The major theme of my research is privacy and veriﬁability in information systems, with a special attention on “blockchains” like Bitcoin and Ethereum. These systems have revolutionized trust, transparency, and privacy for applications in ﬁnance and beyond. As of January 2021, they collectively control assets worth over one trillion dollars.
Verifiability topics I work on include veriﬁable computation (how to eﬃciently verify that an untrusted service delivers the correct result of a computation), veriﬁable storage (how to verify an untrusted remote server is storing data properly), and veriﬁable fairness (how to verify that a public lottery selects a winner randomly without bias).
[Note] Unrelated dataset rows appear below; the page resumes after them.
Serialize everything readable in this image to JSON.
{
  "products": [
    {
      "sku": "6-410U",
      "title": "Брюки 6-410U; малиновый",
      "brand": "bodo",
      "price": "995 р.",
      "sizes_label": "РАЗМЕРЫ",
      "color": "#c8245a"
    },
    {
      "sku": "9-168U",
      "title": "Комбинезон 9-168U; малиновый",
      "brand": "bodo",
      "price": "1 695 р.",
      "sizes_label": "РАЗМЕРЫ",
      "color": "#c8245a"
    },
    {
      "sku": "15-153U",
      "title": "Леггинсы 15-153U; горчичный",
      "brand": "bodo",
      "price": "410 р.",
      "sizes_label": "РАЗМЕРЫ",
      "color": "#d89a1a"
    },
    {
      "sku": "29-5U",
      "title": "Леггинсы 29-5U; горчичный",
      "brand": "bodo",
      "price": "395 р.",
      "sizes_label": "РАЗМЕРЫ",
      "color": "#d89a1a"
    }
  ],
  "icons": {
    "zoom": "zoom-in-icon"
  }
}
My recent work has largely focussed on the intersection of privacy and verifiability. The seemingly contradictory concept of an information system that is simultaneously private and publicly veriﬁable, enabled by zero-knowledge proofs, is a wonder of computer science. It has far-reaching applications, particularly within the realm of digital ﬁnance, where privacy is strongly needed but lack of transparency facilitates mismanagement and fraud.
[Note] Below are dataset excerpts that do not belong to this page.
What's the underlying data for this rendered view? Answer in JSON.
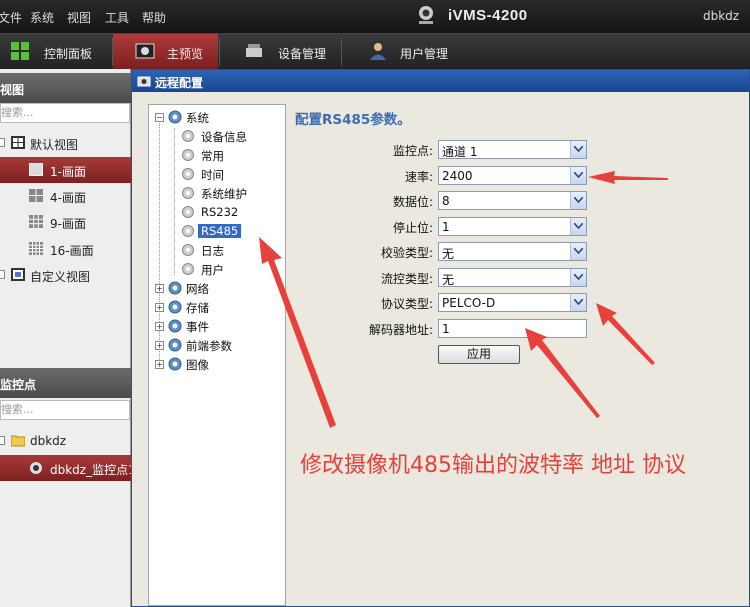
{
  "menubar": {
    "items": [
      "文件",
      "系统",
      "视图",
      "工具",
      "帮助"
    ],
    "app_title": "iVMS-4200",
    "user": "dbkdz"
  },
  "tabs": [
    {
      "label": "控制面板",
      "icon": "grid-icon"
    },
    {
      "label": "主预览",
      "icon": "camera-icon",
      "active": true
    },
    {
      "label": "设备管理",
      "icon": "device-icon"
    },
    {
      "label": "用户管理",
      "icon": "user-icon"
    }
  ],
  "left_panel": {
    "view_header": "视图",
    "view_search_placeholder": "搜索...",
    "default_view": "默认视图",
    "views": [
      "1-画面",
      "4-画面",
      "9-画面",
      "16-画面"
    ],
    "custom_view": "自定义视图",
    "monitor_header": "监控点",
    "monitor_search_placeholder": "搜索...",
    "group": "dbkdz",
    "camera": "dbkdz_监控点1"
  },
  "dialog": {
    "title": "远程配置",
    "tree": {
      "root": "系统",
      "children": [
        "设备信息",
        "常用",
        "时间",
        "系统维护",
        "RS232",
        "RS485",
        "日志",
        "用户"
      ],
      "others": [
        "网络",
        "存储",
        "事件",
        "前端参数",
        "图像"
      ]
    },
    "config_title": "配置RS485参数。",
    "fields": [
      {
        "label": "监控点:",
        "value": "通道 1"
      },
      {
        "label": "速率:",
        "value": "2400"
      },
      {
        "label": "数据位:",
        "value": "8"
      },
      {
        "label": "停止位:",
        "value": "1"
      },
      {
        "label": "校验类型:",
        "value": "无"
      },
      {
        "label": "流控类型:",
        "value": "无"
      },
      {
        "label": "协议类型:",
        "value": "PELCO-D"
      }
    ],
    "decoder_label": "解码器地址:",
    "decoder_value": "1",
    "apply_label": "应用"
  },
  "annotation": {
    "text": "修改摄像机485输出的波特率 地址 协议",
    "color": "#e8403a"
  }
}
My research draws from techniques in multiple areas of computer science, including cryptography, distributed systems, hardware architecture, and economics. Beyond topics in verifiability and zero-knowledge, my research has also spanned topics including secure computation, private database search (see Blind Seer), economics in cryptocurrencies (see Mining Pools) and applications of hardware trusted execution environments such as Intel SGX (see Iron).
Technology transfer is very important to me. My research on Verifiable Delay Functions (VDFs) sparked a multimillion dollar industry initiative (see VDF Alliance) and will play an important role in several blockchains including Ethereum 2.0, Chia, and Filecoin. My research on Proofs of Replication is the basis of Filecoin's incentive layer and consensus protocol. Filecoin is a live distributed storage system that already has reached a storage capacity exceeding 1.5 exabytes.